Fake O2 Texts Phish for Victim Credentials

A new text-based scam is making the rounds in the UK. Potential victims of the scam receive fake text messages that pose as official communication from British telecom company O2, asking users to update billing details.

The fake text message claims that your payment details are "incorrect" and urges the victim to update them by tapping on a malicious link contained in the text. The full text of the scam reads:

"O2: Your billing details are incorrect, please update them by going to your O2 account on your desktop or mobile phone."

This is followed by the fake user account link which, of course, we are not going to publish here but will simply mention the domain used ends in .co and not in .co.uk, like the domain that the legitimate O2 website uses.

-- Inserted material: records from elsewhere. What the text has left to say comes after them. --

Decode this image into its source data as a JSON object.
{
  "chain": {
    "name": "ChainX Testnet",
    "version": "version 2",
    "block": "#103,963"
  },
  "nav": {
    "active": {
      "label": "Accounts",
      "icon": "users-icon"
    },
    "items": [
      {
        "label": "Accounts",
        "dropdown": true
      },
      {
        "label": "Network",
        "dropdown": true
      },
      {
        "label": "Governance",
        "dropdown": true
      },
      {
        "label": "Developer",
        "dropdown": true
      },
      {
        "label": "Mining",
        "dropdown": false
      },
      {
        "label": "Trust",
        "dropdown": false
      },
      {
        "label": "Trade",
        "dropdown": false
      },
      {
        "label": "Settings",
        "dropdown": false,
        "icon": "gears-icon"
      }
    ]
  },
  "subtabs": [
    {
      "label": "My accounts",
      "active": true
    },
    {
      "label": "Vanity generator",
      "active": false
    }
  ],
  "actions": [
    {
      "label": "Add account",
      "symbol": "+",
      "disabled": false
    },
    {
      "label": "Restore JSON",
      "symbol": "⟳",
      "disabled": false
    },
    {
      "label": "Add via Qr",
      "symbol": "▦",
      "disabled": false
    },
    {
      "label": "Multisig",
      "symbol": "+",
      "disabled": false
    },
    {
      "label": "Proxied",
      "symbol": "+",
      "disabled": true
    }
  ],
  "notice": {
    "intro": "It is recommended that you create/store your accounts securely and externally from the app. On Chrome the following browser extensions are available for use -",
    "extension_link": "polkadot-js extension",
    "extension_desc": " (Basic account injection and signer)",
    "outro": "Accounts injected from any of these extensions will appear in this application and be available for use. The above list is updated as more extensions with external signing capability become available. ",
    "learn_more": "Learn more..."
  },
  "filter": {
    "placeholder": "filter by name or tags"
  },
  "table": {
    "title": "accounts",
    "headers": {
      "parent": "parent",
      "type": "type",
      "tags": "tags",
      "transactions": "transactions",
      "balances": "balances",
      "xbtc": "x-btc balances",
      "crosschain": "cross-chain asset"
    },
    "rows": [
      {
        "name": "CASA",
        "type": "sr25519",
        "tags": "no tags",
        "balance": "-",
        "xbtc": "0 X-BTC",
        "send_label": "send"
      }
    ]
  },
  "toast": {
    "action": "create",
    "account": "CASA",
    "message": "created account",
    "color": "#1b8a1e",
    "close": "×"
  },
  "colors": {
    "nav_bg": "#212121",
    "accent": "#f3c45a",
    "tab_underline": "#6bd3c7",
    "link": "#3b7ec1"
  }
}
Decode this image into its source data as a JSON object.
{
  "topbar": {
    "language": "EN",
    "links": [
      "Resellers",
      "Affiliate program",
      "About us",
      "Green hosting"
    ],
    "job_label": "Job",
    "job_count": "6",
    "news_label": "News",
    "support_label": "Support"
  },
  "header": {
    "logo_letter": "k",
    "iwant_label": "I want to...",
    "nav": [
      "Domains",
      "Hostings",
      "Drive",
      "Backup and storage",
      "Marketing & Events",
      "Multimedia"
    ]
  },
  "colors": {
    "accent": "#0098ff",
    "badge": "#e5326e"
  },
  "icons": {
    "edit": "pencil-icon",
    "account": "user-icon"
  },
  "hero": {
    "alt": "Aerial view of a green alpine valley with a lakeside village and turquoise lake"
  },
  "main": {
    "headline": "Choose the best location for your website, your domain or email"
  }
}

In response to the spreading phishing scam, O2 set up a dedicated page on their website to warn people against the fraudulent texts and raise awareness of the issue. This sort of low-profile, easily disseminated scam is not the first of its kind. In the middle of summer 2020 a similar fake text was being distributed, claiming that a user payment failed to go through and an update of the user's payment method was needed, accompanied by a similar phishing domain, made to scrape the login credentials and any other info scared victims would willingly provide.

How to Stay Safe from Phishing and Scams?

Phishing is becoming an increasingly common method of scamming people out of their credentials, personal information or even directly their money. Clever social engineering combined with the fraudulent use of popular brand names can do a lot for fraudsters. However, there are a few general rules of thumb that can help you stay safe.

Always check any suspicious text or email thoroughly for any grammar or spelling mistakes. Sometimes bad actors will register a fake domain that just replaces a letter with a number - make sure you don't overlook such fakes. Double-check all URLs and links and never follow any links contained in a message or email that you feel unsure about. Make sure to check the official domain name of any company or organization that allegedly sends you any messages and cross-reference them with the domains used in the message.

Never provide your credentials or personal information in any forms that you open from suspicious messages or emails. Hackers can set up convincing fakes of legitimate login portals and steal your credentials through them.